Interior Point Methods

In this blog, we introduce primal-dual methods for quadratic programming. Let us consider the following quadratic program

\[\begin{aligned} \min_x\; &\frac{1}{2} x^\top Q x + c^\top x \\ \text{s.t.}\; & Ax \leq b, \end{aligned}\]

where $A \in \mathbb{R}^{m \times n}$, $Q \in \mathbb{R}^{n \times n}$ is positive semi-definite. We write the KKT conditions as follows:

\[\begin{aligned} Qx + c + A^\top \lambda &= 0, \\ Ax - b &\leq 0, \\ (Ax - b)_i \lambda_i &= 0,\; i = 1, 2, \dots, m, \\ \lambda &\geq 0. \end{aligned}\]

By introducing the slack vector $s \geq 0$, we can rewrite the conditions as

\[\begin{equation} \begin{aligned} Qx + c + A^\top \lambda &= 0, \\ Ax - b + s&= 0, \\ s_i \lambda_i &= 0,\; i = 1, 2, \dots, m, \\ \lambda \geq 0,\; s &\geq 0. \end{aligned} \end{equation}\]

Note that the KKT conditions corresponds to the following optimization problem

\[\begin{aligned} \min_{x, s}\; &\frac{1}{2} x^\top Q x + c^\top x \\ \text{s.t.}\; & Ax + s = b \\ & s \geq 0. \end{aligned}\]

Our goal is to find the solutions of the system (1). For clarity, we define a mapping $F$ from $\mathbb{R}^{2m+n}$ to $\mathbb{R}^{2m+n}$

\[\begin{equation} F(x, s, \lambda) = \begin{bmatrix} Qx + c + A^\top \lambda \\ Ax - b + s \\ S\Lambda e \end{bmatrix} = 0, \end{equation}\]

where $S = \text{diag}(s_1, s_2, \dots , s_m)$, $\Lambda = \text{diag}(\lambda_1, \lambda_2, \dots , \lambda_m)$, $e = [1, 1, \dots, 1]^\top$. We begin by applying a Newton-like method to $F = 0$ and then find an appropriate step length along the search direction such that $\lambda, s \geq 0$ are satisfied at each iteration.
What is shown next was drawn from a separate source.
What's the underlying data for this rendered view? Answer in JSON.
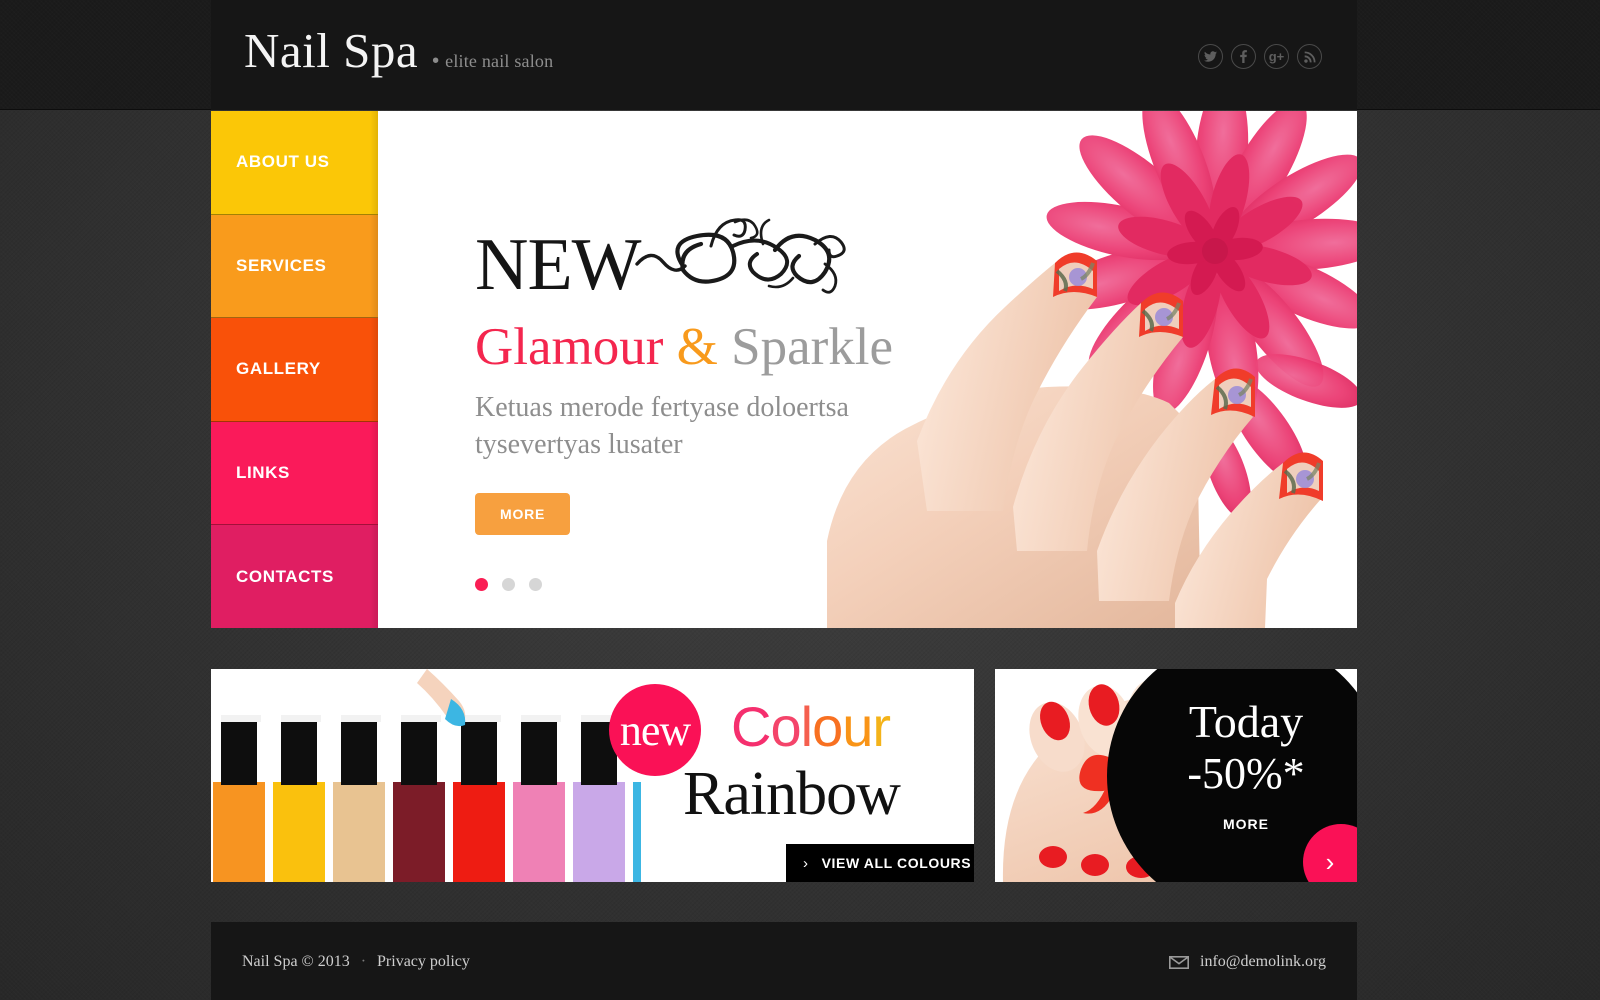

We derive the linear system to be solved for the search direction $(\Delta x, \Delta \lambda, \Delta s)$ as

\[\begin{equation} \begin{bmatrix} Q & A^\top & 0 \\ A & 0 & I \\ 0 & S & \Lambda \end{bmatrix} \begin{bmatrix} \Delta x \\ \Delta \lambda \\ \Delta s \end{bmatrix} = -\begin{bmatrix} Qx + c + A^\top \lambda \\ Ax - b + s \\ S\Lambda e \end{bmatrix}. \end{equation}\]
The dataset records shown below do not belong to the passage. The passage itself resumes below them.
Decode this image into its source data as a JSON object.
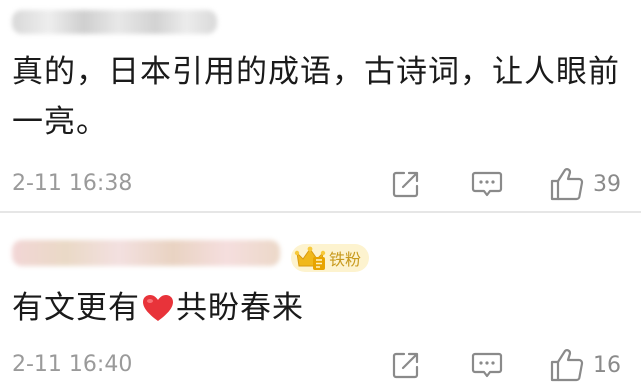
{
  "comments": [
    {
      "text": "真的，日本引用的成语，古诗词，让人眼前一亮。",
      "timestamp": "2-11 16:38",
      "likes": "39"
    },
    {
      "badge": "铁粉",
      "text_before": "有文更有",
      "text_after": "共盼春来",
      "timestamp": "2-11 16:40",
      "likes": "16"
    }
  ],
  "icons": {
    "share": "share-icon",
    "comment": "comment-icon",
    "like": "thumbs-up-icon",
    "heart": "heart-emoji-icon",
    "crown": "crown-icon"
  },
  "colors": {
    "badge_text": "#c89a1e",
    "badge_bg": "#fdf3cf",
    "heart": "#e8333a",
    "meta_text": "#9a9a9a"
  }
}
Since a full Newton step would violate the bound $x, s \geq 0$, we need to perform a line search along the search direction and then obtain the following new iterate

\[(x, \lambda, s) + \alpha (\Delta x, \Delta \lambda, \Delta s),\]

where $\alpha \in (0, 1]$ is the line search parameter. However, moving directly along the pure Newton direction—also known as the affine scaling direction—often results in limited progress toward the solution. To address this, we can perturb the Newton direction to make it less aggressive. So, instead of enforcing $s_i \lambda_i = 0$, we require it to be reduced to a small value $\sigma \mu$, where

\[\mu = \frac{s^\top \lambda}{m}\]

is the current duality measure and $\sigma \in [0, 1]$ is the reduction factor. The perturbed KKT conditions are then

\[\begin{equation} \begin{aligned} Qx + c + A^\top \lambda &= 0, \\ Ax - b + s&= 0, \\ s_i \lambda_i &= \sigma \mu,\; i = 1, 2, \dots, m, \\ \lambda \geq 0,\; s &\geq 0. \end{aligned} \end{equation}\]

The corresponding search direction can be computed by solving the following linear equations

\[\begin{bmatrix} Q & A^\top & 0 \\ A & 0 & I \\ 0 & S & \Lambda \end{bmatrix} \begin{bmatrix} \Delta x \\ \Delta \lambda \\ \Delta s \end{bmatrix} = \begin{bmatrix} - Qx - c - A^\top \lambda \\ - Ax + b - s \\ - S\Lambda e + \textcolor{blue}{\sigma \mu e} \end{bmatrix}.\]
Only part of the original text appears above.